In a lecture entitled “Upgrading Justice” given at the Harvard Law School on the 23rd February 2017, Prof Richard Susskind praised the “many exciting research centres and initiatives in US law schools”, but complained that in many UK law schools, “law is being taught as it was in the 1970s”, with no focus on new areas like Artificial Intelligence (AI) or globalization. “It dismays me and worries me more than anything,” he said.
Some law schools demonstrate a greater degree of comfort with technology in law. Georgetown Law School, for example, lets would-be lawyers learn to code using Python programming language, and students can simulate applying the law during a cyber-attack exercise. The school even has a link with engineers at the Massachusetts Institute of Technology to study the legal and technical aspects of privacy problems. The goal is not to turn lawyers into technologists but to give them literacy in technology, and so they feel comfortable talking to engineers.
The problem definitely exists in Uganda as well, where law is still being taught as it was in the 1970s. The future lawyers must ‘collaborate’ with technology—especially artificial intelligence applications—as well. Technology will not supplant lawyers, but it will enable legal services—and products—to be delivered differently than the traditional law firm partnership model. For a long time, simply ‘knowing the law’ was the sole requirement for lawyers to deliver legal services. Those days may soon be over. The future lawyer must augment core legal knowledge with other skills including: understanding technology’s application to and impact on the delivery of legal services (e.g. e-discovery, cyber-security, contract management, legal research, etc.); project/process management; basic business fluency; client management; collaboration among others.
It is high time the Law Council woke up and started to realign legal education with the prevailing realities of the market so as to train the future lawyers who will be relevant and competitive.
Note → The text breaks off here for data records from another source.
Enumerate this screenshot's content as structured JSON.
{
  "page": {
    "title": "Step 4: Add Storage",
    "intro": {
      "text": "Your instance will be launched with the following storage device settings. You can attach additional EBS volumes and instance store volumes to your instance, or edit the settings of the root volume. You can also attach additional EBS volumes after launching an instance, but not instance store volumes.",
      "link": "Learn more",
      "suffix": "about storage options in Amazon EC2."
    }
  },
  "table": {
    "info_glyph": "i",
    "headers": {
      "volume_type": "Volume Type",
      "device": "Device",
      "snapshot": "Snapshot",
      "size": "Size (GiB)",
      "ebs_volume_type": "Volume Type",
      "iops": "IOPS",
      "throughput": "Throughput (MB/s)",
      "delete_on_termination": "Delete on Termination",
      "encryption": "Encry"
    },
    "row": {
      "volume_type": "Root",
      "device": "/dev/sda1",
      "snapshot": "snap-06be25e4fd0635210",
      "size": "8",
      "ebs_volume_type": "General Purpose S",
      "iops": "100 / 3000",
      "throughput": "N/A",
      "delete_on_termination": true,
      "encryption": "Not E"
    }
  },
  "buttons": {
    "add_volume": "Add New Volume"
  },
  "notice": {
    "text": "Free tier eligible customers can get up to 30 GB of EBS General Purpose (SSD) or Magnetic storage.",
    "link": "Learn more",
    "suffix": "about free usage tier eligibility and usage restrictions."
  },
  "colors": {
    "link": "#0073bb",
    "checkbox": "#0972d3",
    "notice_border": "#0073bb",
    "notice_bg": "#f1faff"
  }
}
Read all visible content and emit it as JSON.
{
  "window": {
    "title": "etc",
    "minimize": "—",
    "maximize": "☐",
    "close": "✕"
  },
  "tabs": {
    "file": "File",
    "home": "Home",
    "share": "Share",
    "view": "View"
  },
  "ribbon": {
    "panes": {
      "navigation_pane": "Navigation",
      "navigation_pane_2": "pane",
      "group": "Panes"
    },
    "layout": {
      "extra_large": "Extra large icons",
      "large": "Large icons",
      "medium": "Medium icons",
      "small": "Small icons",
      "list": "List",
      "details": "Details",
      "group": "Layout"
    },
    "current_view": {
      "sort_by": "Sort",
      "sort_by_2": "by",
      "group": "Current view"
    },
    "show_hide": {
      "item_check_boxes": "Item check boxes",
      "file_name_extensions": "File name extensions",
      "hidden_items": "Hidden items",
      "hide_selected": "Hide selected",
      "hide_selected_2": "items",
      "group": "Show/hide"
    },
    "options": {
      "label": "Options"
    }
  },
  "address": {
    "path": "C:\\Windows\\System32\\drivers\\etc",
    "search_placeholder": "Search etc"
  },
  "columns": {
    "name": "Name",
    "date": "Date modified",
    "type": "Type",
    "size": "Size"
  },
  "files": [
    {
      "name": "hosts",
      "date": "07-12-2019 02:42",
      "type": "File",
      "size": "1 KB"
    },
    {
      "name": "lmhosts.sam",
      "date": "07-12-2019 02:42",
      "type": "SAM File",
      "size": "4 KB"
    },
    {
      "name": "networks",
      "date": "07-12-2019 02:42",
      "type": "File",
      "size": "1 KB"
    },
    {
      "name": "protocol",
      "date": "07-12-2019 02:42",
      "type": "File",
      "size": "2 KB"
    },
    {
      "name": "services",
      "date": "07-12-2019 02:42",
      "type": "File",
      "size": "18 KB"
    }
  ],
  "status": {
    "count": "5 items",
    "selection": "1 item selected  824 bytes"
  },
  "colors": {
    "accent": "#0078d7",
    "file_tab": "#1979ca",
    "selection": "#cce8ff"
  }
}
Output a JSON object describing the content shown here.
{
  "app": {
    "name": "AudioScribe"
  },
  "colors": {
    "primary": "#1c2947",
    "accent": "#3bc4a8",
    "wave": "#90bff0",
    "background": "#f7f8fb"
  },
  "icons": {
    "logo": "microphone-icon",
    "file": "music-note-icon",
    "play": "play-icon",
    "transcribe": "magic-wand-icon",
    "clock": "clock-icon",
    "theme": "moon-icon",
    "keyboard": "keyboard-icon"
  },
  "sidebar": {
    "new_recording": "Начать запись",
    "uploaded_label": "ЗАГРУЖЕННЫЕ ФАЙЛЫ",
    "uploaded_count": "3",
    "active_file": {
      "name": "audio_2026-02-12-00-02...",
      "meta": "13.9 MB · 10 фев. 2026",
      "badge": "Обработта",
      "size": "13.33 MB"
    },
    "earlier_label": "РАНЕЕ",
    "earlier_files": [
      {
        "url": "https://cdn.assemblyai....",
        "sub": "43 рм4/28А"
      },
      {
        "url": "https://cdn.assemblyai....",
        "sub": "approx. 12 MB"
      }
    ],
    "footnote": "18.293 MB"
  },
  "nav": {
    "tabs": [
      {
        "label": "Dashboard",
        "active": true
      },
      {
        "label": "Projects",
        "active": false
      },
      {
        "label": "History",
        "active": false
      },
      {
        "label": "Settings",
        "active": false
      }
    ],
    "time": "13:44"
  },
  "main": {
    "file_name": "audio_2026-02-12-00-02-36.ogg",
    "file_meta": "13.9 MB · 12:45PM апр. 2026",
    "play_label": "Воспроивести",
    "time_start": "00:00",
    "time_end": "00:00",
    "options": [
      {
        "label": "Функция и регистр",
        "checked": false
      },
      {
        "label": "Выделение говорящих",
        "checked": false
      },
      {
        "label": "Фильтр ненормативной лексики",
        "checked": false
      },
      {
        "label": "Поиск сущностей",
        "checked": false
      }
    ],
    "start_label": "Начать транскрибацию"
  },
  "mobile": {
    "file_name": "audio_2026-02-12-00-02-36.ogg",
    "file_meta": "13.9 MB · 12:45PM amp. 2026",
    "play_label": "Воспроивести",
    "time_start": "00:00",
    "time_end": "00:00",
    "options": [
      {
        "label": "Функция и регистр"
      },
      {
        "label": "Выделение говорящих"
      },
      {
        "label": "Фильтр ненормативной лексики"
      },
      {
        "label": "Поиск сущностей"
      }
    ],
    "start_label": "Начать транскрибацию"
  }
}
Failure by the Law Council to adapt and realign legal education will definitely leave the pure and sole law educated students at a disadvantage in comparison to peers who may have undertaken a first degree in another field such as Information Technology, Computer Science, Medicine among other courses with high collaborative value.
Conclusion
Technology is developing at dizzying speeds and in its wake lie many industries and sectors that have been hugely disrupted by it. Law is one such area that has not escaped the effects of technological development and innovations. One thing is for sure, technological advances are here to stay and to change the entire landscape for the delivery of legal services.
It is therefore important to recall Charles Darwin’s theory of adaption; Lawyers need to learn to adapt or be replaced by the fast paced and unforgiving technological landscape or non-traditional legal competitors. The already practicing lawyers need to adapt and change their attitudes and work culture around technology in the same way the current law students should be trained for the future. The time is now!